Au tour du capitalisme
La crise financière et économique mondiale est venue ébranler cette belle assurance. Après tout, c'est quand même un peu gênant de donner des leçons à tout le monde depuis vingt ans et d'être responsables de la pire crise à s'être produite depuis la Grande Dépression!
Cette situation a amené des remises en cause. Il est question de resserrer certaines règles, de ramener l'État dans certains domaines et de donner plus de pouvoirs à des institutions internationales. On a même convenu de faire une place à la table des grands à d'autres pays que les puissances occidentales. Mais jusqu'à présent, on ne semble pas vouloir changer la nature profonde du modèle économique dominant. Le Pew Research Centre rapportait d'ailleurs récemment qu'en dépit de tous les ennuis qu'il a connus récemment, le capitalisme perd des plumes, mais garde toujours la cote dans la plupart des anciens pays de l'Est.
Ce qui risque de forcer de plus grandes transformations, c'est une autre crise, environnementale celle-là. «Les défis écologiques des changements climatiques et de la surutilisation de la biodiversité font que la planète est comme un Titanic lancé non pas vers un iceberg, mais un mur de glace, rappelait dans Le Devoir samedi Jean-François Lisée, qui vient de publier un livre sur le sujet. On le percutera à moins que des changements importants surviennent durant les 10 ou 20 prochaines années.»

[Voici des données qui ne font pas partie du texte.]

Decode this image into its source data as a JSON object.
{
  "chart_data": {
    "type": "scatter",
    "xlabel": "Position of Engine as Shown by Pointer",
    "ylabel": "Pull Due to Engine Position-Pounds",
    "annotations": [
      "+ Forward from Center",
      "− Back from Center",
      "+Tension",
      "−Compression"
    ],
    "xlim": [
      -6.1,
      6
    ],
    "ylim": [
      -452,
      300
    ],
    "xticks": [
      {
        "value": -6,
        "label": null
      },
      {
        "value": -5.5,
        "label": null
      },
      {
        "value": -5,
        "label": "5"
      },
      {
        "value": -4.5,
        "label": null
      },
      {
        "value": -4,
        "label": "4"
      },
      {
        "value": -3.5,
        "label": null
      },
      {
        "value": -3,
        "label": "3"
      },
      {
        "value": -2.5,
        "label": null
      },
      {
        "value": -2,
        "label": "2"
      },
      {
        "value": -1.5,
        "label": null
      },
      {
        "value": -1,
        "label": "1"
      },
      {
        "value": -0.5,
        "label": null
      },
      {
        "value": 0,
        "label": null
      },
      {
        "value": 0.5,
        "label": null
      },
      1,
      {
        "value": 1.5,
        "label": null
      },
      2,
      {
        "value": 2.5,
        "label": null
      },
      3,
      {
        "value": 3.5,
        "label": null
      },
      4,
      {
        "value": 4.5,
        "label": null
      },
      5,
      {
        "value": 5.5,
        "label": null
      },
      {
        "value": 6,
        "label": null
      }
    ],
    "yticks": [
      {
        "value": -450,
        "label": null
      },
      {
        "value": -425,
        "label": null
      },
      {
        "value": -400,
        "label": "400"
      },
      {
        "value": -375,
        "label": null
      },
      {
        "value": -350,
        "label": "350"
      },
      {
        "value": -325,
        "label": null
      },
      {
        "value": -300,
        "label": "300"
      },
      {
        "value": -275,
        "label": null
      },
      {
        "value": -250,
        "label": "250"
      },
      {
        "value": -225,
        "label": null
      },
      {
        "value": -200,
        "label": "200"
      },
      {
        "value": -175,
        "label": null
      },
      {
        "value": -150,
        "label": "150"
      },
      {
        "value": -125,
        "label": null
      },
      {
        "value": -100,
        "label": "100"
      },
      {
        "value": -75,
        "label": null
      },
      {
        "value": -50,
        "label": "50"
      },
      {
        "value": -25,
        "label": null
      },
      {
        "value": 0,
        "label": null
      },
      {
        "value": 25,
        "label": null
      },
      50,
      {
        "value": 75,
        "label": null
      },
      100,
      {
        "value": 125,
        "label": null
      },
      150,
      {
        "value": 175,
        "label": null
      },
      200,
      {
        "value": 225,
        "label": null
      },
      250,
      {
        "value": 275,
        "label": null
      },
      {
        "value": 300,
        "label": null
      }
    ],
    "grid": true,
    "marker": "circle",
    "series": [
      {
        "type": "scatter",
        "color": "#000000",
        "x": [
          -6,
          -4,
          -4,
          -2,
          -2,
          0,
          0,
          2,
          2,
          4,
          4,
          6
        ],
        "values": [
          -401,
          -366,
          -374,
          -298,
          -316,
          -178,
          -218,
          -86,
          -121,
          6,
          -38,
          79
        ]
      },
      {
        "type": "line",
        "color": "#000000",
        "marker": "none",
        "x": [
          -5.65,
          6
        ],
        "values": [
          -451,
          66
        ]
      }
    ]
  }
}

De tels changements ne signifieraient pas nécessairement la mort du capitalisme. Après tout, des manufactures du XIXe siècle à aujourd'hui, il s'est déjà maintes fois transformé à travers le temps et a toujours eu plusieurs façons d'être interprété selon les circonstances et les pays. Mais encore faut-il reconnaître l'ampleur du problème et vouloir changer. À voir seulement le peu de succès remporté la semaine dernière par la conférence de Barcelone en préparation de la conférence de Copenhague sur les changements climatiques, on se dit que l'affaire est plutôt mal partie. D'un autre côté, l'exemple des anciens pays de l'Est nous montre comment les changements peuvent aussi aller très vite parfois.